Nuclear RegulationSlow Progress in Identifying and Cleaning Up NRC's Licensees' Contaminated Sites Gao ID: RCED-95-95 April 24, 1995
For years, the Nuclear Regulatory Commission (NRC) and its predecessor, the Atomic Energy Commission, paid little attention to how licensees using radioactive materials were cleaning up their sites after ending research, manufacturing, and other operations. Some sites were ignored for years, often decades, before cleanup was begun. At sites where cleanup was attempted, it was often done improperly, leaving harmful levels of radiation. This report evaluates NRC's progress in (1) identifying all former materials licensees' sites that require additional cleanup and (2) ensuring that sites in NRC's Site Decommissioning Management Plan--those facing difficult or prolonged cleanups--are addressed in a timely manner. This report also discusses factors that impede the timely cleanup of sites.
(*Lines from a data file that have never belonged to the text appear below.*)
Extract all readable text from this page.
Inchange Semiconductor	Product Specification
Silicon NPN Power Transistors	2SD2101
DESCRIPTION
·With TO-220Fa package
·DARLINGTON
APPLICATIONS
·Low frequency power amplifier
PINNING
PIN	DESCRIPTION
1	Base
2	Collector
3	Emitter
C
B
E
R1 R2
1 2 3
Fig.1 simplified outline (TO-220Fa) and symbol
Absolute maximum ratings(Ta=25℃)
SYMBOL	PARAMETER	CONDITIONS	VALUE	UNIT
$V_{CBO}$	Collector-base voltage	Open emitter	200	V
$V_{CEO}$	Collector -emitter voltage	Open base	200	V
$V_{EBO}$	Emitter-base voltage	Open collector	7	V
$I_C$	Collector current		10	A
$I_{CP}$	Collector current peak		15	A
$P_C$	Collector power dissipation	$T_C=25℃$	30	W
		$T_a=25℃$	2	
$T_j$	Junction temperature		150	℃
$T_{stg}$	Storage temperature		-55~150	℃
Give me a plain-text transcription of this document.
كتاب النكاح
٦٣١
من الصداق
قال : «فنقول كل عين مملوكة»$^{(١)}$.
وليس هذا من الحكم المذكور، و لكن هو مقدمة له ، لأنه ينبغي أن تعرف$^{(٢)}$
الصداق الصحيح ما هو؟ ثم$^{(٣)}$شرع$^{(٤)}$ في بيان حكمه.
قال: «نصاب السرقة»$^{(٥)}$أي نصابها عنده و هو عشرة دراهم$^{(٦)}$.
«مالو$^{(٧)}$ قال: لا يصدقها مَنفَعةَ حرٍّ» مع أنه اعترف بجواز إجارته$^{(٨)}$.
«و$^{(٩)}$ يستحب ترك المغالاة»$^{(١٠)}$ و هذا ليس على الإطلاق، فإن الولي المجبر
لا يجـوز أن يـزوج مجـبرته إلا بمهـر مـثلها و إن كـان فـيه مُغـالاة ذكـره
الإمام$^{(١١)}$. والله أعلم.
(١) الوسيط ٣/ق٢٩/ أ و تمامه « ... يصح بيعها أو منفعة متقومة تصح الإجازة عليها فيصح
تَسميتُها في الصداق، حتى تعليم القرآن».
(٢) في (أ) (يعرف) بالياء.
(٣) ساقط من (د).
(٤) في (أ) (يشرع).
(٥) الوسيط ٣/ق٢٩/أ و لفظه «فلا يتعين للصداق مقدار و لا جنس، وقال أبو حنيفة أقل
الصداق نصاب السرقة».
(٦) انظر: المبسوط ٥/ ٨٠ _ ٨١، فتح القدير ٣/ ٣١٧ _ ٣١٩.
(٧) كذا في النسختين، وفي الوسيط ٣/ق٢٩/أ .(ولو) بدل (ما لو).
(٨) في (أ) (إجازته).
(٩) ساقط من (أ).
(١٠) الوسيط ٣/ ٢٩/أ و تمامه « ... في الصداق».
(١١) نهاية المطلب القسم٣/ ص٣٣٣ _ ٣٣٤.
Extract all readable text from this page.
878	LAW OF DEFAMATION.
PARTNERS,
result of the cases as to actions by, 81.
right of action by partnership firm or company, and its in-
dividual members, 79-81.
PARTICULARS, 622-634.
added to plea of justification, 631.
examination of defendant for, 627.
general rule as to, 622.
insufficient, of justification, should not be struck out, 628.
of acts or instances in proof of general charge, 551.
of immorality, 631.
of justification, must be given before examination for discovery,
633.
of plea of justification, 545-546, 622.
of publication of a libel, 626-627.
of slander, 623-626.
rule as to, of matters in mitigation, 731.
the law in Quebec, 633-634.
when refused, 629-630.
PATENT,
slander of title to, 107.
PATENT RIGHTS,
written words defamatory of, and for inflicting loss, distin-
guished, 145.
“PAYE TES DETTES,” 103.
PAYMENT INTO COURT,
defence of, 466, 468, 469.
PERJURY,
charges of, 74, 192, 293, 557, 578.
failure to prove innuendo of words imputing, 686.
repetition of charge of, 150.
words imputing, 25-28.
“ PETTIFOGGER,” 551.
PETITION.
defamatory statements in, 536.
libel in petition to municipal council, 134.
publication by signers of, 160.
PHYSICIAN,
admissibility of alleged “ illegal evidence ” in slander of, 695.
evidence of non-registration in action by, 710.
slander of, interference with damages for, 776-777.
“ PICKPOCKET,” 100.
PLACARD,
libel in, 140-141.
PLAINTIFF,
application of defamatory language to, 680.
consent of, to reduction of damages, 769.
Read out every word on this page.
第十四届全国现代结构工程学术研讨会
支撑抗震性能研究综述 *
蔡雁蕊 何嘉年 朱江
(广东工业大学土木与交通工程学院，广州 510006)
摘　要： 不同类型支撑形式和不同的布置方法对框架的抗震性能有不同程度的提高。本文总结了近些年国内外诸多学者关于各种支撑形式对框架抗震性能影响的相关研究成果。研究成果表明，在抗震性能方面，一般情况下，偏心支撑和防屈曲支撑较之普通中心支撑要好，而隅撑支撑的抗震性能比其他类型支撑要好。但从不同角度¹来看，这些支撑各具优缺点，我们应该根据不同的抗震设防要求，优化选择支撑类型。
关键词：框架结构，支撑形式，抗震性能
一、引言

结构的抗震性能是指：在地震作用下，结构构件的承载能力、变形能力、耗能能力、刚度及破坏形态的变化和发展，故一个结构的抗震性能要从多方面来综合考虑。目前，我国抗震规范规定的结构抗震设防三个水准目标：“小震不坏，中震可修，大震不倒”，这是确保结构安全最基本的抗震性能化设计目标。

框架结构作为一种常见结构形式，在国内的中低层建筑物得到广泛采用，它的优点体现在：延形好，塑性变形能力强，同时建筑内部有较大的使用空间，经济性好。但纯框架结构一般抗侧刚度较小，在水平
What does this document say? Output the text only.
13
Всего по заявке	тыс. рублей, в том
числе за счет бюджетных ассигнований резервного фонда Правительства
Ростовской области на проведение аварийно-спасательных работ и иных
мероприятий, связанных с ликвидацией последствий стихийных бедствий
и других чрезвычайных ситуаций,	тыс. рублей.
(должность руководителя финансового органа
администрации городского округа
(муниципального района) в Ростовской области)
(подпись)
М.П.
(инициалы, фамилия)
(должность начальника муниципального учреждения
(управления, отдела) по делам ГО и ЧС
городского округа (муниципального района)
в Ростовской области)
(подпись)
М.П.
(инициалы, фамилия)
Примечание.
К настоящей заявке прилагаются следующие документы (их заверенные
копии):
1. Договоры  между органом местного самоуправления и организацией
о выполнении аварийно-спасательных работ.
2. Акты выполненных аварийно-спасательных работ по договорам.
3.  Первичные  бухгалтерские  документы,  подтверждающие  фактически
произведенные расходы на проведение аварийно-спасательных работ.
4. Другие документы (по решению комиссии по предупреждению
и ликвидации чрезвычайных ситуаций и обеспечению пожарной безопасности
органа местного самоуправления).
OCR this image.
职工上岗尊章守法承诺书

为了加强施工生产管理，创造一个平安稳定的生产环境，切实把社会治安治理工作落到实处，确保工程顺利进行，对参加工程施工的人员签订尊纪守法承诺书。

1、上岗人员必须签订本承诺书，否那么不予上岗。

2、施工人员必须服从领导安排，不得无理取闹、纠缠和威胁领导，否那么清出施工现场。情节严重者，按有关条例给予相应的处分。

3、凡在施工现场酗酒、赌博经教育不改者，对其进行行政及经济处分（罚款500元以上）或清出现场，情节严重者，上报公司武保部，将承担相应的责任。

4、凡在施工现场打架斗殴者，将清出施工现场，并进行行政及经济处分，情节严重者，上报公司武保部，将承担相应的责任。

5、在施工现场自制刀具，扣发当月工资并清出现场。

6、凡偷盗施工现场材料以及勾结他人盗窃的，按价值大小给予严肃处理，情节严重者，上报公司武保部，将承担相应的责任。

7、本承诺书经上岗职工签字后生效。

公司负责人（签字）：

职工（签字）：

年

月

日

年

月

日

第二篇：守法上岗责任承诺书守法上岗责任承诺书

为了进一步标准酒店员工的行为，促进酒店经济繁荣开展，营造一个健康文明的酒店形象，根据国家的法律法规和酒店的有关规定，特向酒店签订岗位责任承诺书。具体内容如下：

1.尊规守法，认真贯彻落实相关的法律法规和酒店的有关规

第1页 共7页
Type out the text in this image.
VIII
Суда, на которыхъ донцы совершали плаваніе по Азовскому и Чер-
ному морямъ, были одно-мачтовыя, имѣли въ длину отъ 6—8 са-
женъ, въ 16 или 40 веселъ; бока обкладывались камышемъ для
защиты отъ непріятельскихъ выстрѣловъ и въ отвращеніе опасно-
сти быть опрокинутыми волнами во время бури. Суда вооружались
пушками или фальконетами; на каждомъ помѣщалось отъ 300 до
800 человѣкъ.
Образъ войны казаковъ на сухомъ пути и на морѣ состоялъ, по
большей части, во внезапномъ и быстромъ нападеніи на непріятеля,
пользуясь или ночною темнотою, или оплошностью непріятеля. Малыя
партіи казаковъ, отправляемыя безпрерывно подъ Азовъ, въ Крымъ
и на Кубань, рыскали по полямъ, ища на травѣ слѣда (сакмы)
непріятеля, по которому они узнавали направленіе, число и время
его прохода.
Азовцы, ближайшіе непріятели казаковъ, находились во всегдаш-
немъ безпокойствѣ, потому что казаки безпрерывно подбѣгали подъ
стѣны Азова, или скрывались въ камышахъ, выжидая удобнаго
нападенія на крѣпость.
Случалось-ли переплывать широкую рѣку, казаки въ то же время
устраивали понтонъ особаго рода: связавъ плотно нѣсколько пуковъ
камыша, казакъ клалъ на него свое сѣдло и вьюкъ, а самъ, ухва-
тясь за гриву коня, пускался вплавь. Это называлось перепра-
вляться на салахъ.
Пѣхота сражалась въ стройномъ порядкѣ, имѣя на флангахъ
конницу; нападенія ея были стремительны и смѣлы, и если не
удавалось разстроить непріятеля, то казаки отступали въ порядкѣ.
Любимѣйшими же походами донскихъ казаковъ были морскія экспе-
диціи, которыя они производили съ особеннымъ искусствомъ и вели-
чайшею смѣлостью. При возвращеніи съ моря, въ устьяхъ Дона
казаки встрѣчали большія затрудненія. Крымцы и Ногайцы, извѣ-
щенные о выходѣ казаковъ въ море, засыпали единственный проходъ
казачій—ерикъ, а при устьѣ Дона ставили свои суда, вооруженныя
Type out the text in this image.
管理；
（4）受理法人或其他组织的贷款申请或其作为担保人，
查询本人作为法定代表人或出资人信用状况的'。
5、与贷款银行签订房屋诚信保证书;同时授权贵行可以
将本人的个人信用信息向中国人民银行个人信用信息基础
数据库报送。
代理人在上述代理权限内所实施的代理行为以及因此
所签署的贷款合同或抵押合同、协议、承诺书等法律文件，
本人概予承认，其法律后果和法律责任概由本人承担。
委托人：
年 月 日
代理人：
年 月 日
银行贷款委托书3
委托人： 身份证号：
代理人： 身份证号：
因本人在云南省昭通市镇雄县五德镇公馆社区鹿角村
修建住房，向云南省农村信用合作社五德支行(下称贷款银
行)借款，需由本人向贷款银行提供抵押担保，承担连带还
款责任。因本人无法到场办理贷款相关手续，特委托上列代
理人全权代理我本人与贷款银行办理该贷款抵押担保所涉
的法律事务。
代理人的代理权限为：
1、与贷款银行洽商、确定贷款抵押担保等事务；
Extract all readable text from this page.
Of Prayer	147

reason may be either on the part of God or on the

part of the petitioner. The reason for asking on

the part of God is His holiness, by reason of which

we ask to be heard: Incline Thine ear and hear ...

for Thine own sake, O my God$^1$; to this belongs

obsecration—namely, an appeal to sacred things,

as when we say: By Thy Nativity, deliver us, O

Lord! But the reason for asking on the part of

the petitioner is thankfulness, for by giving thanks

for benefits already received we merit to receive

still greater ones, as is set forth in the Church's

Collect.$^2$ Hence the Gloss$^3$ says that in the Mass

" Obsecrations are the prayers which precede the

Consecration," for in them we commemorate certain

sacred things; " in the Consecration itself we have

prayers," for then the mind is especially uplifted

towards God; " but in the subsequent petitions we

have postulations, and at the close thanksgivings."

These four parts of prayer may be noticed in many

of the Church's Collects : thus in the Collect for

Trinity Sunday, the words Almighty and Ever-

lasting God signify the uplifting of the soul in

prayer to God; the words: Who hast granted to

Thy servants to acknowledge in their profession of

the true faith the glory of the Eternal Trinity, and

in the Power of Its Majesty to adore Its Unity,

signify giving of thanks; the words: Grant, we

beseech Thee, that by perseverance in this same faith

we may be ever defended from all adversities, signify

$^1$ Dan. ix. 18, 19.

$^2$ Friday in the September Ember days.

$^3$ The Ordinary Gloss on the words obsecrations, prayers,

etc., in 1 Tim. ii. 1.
GAO found that: (1) NRC has reviewed about 75 percent of its terminated licenses to identify sites that need additional cleanup and has found 22 sites that exceed its radioactive contamination guidelines; (2) NRC is seeking additional information on another 895 terminated licenses to determine if those sites need additional remediation; (3) NRC will not know the total number of sites that will require additional cleanup until it completes its review; (4) NRC expects to complete its initial review in 1996, but it will take several more years to conduct site inspections to determine contamination levels; (5) although NRC established SDMP in 1990 to ensure the timely remediation of sites facing difficult or prolonged cleanups, it has made little progress in cleaning up those sites; (6) NRC has issued additional regulations that require licensees to document their activities that could affect decommissioning operations; (7) the delays in cleaning up contaminated sites increase the risk of human exposure to radioactive wastes; and (8) factors that have delayed or halted cleanup at SDMP sites include difficulties in disposing of large quantities of a certain radioactive waste, litigation, coordination and negotiations between affected parties, and time consuming administrative reviews of decommissioning documents.